I started to think of ways how to change this. I was teaching myself and my team to give feedback, explained why it is important, made sure I thank them more often myself, but it wasn’t giving the results I wanted. I felt that there are multiple obstacles:

  • shyness  —  these are IT people who are mostly introverts and need to put in extra effort and courage to look someone in the eyes and say Thank you.
  • culture  —  Latvians are famously introvert as found by BBC and I really agree with that assessment.
  • flexible hours and remote work  —  often my team would work from different locations in different times and see each other maybe for a day a week. How easy it is to remember that you needed to thank someone for something she did 4 days ago?
  • online work  —  when you are working online most of the time you also receive help online and saying thanks often is cumbersome. Sure you can send a Thank you e-mail, say thanks in a chat and even write a note, but often it’s just hard enough to just skip it.
  • laziness  —  humans are lazy. Saying thanks is hard enough because you have gotten what you needed anyway, right? Who cares about the future…

Considering this, as a part of one of our internal hackathons we made the first version of peer-to-peer recognition platform Burty. It was received incredibly well. On average each employee left more than 50 thanks a year. Sounds little? Results were saying something else. We started to have employee of the month competitions, helping each other became visibly more popular, new employees were saying they haven’t seen such helpful colleagues before, existing ones were saying they feel more appreciated.

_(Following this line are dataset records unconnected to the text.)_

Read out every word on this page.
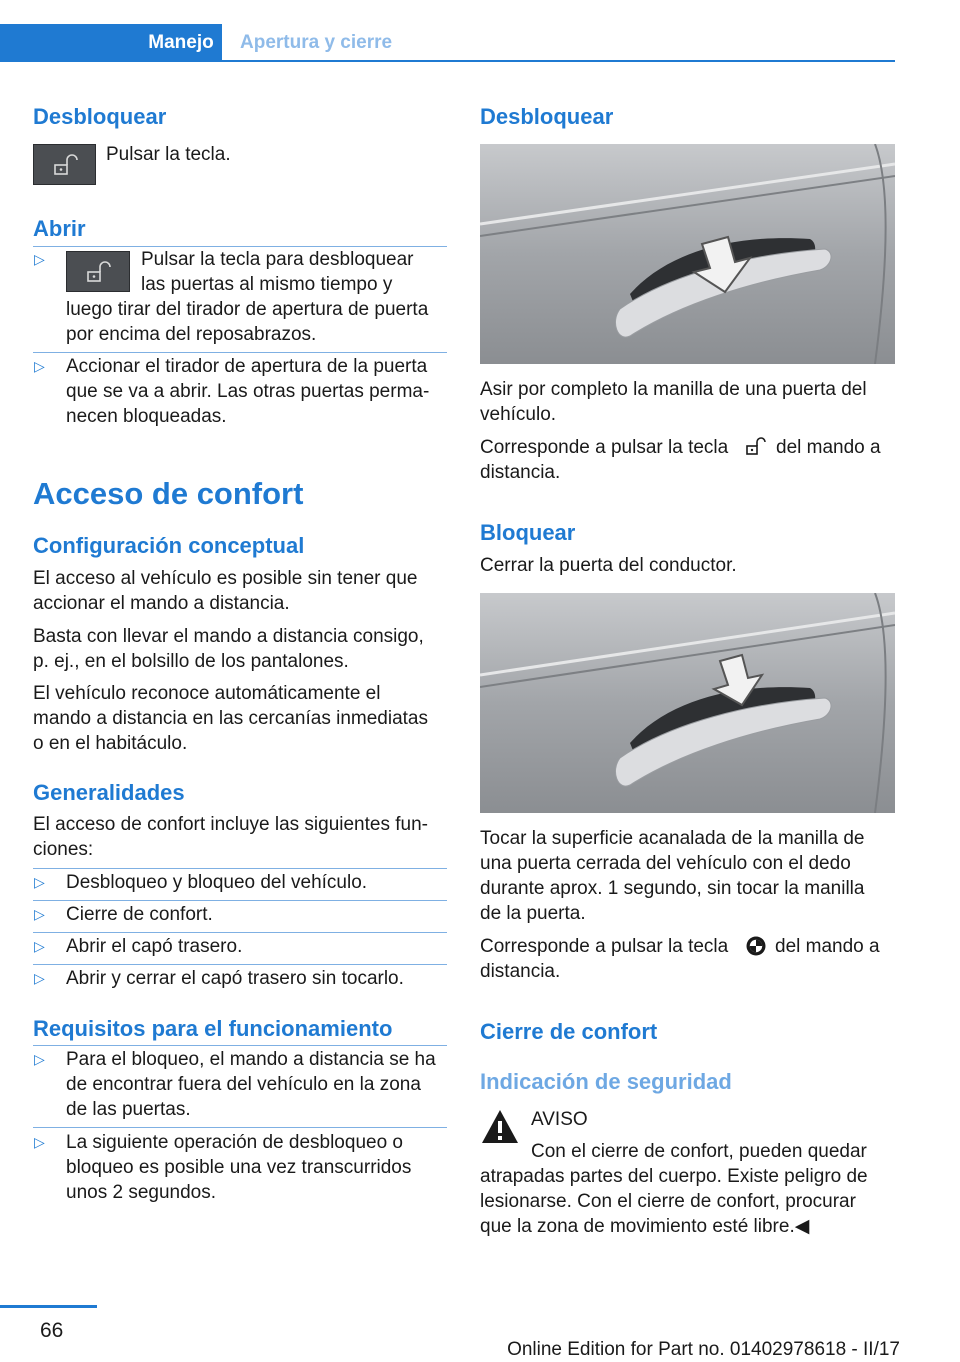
Manejo	Apertura y cierre
Desbloquear
Pulsar la tecla.
Abrir
▷	Pulsar la tecla para desbloquear
las puertas al mismo tiempo y
luego tirar del tirador de apertura de puerta
por encima del reposabrazos.
▷ Accionar el tirador de apertura de la puerta
que se va a abrir. Las otras puertas perma-
necen bloqueadas.
Acceso de confort
Configuración conceptual
El acceso al vehículo es posible sin tener que
accionar el mando a distancia.
Basta con llevar el mando a distancia consigo,
p. ej., en el bolsillo de los pantalones.
El vehículo reconoce automáticamente el
mando a distancia en las cercanías inmediatas
o en el habitáculo.
Generalidades
El acceso de confort incluye las siguientes fun-
ciones:
▷ Desbloqueo y bloqueo del vehículo.
▷ Cierre de confort.
▷ Abrir el capó trasero.
▷ Abrir y cerrar el capó trasero sin tocarlo.
Requisitos para el funcionamiento
▷ Para el bloqueo, el mando a distancia se ha
de encontrar fuera del vehículo en la zona
de las puertas.
▷ La siguiente operación de desbloqueo o
bloqueo es posible una vez transcurridos
unos 2 segundos.
Desbloquear
Asir por completo la manilla de una puerta del
vehículo.
Corresponde a pulsar la tecla	del mando a
distancia.
Bloquear
Cerrar la puerta del conductor.
Tocar la superficie acanalada de la manilla de
una puerta cerrada del vehículo con el dedo
durante aprox. 1 segundo, sin tocar la manilla
de la puerta.
Corresponde a pulsar la tecla del mando a
distancia.
Cierre de confort
Indicación de seguridad
AVISO
Con el cierre de confort, pueden quedar
atrapadas partes del cuerpo. Existe peligro de
lesionarse. Con el cierre de confort, procurar
que la zona de movimiento esté libre.◀
66
Online Edition for Part no. 01402978618 - II/17
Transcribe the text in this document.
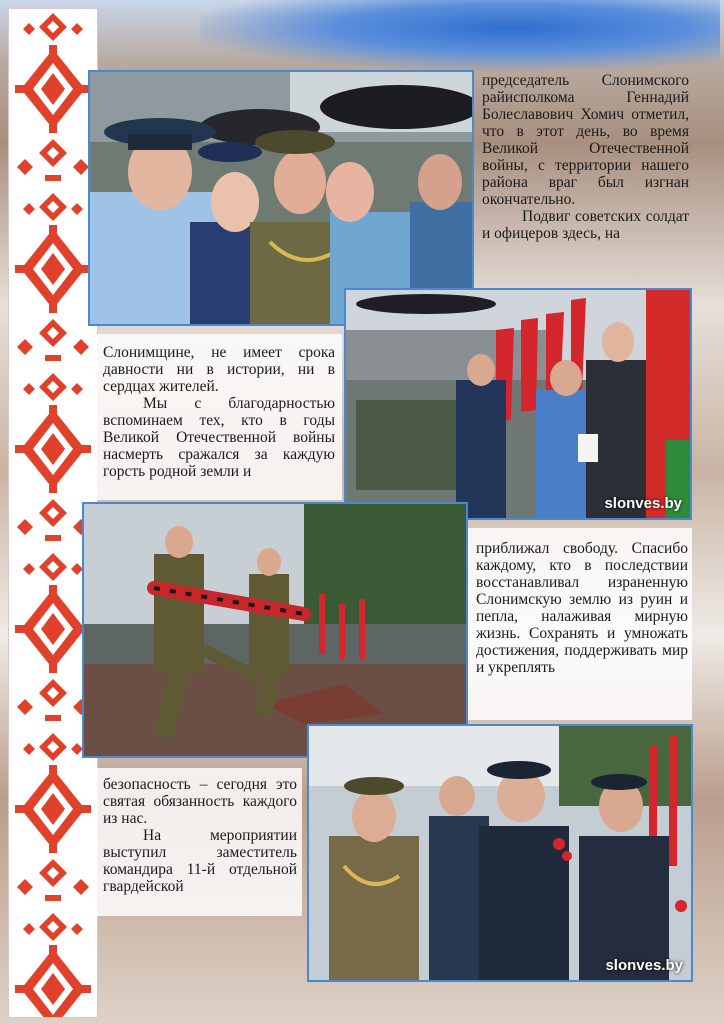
председатель Слонимского райисполкома Геннадий Болеславович Хомич отметил, что в этот день, во время Великой Отечественной войны, с территории нашего района враг был изгнан окончательно.

Подвиг советских солдат и офицеров здесь, на

Слонимщине, не имеет срока давности ни в истории, ни в сердцах жителей.

Мы с благодарностью вспоминаем тех, кто в годы Великой Отечественной войны насмерть сражался за каждую горсть родной земли и

slonves.by

приближал свободу. Спасибо каждому, кто в последствии восстанавливал израненную Слонимскую землю из руин и пепла, налаживая мирную жизнь. Сохранять и умножать достижения, поддерживать мир и укреплять

slonves.by

безопасность – сегодня это святая обязанность каждого из нас.

На мероприятии выступил заместитель командира 11-й отдельной гвардейской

It worked so well I decided to share this with the world and Good job, pal!  was born. A simple peer-to-peer (I prefer person to person) recognition platform where anyone can say thanks with two clicks thus making it so simple that one just doesn’t have a reason to not use it. You can say Thank you in the middle of the night, from the other side of the world and without looking in the eyes.

What’s more  —  you can define reasons for being thankful which allows you to agree with your team what are the values you all want to encourage. For us it is being available in case of emergencies, just being nice to each other, being smart and helpful and even bringing a cup of warm beverage or some food to someone.

As a result you can suddenly measure something unreachable before  —  social climate. Who thanked whom? For what? How often? Who is the most helpful person? Who is not that grateful? Those are all very valuable insights for any team leader as they allow to predict issues you could predict only with your gut before.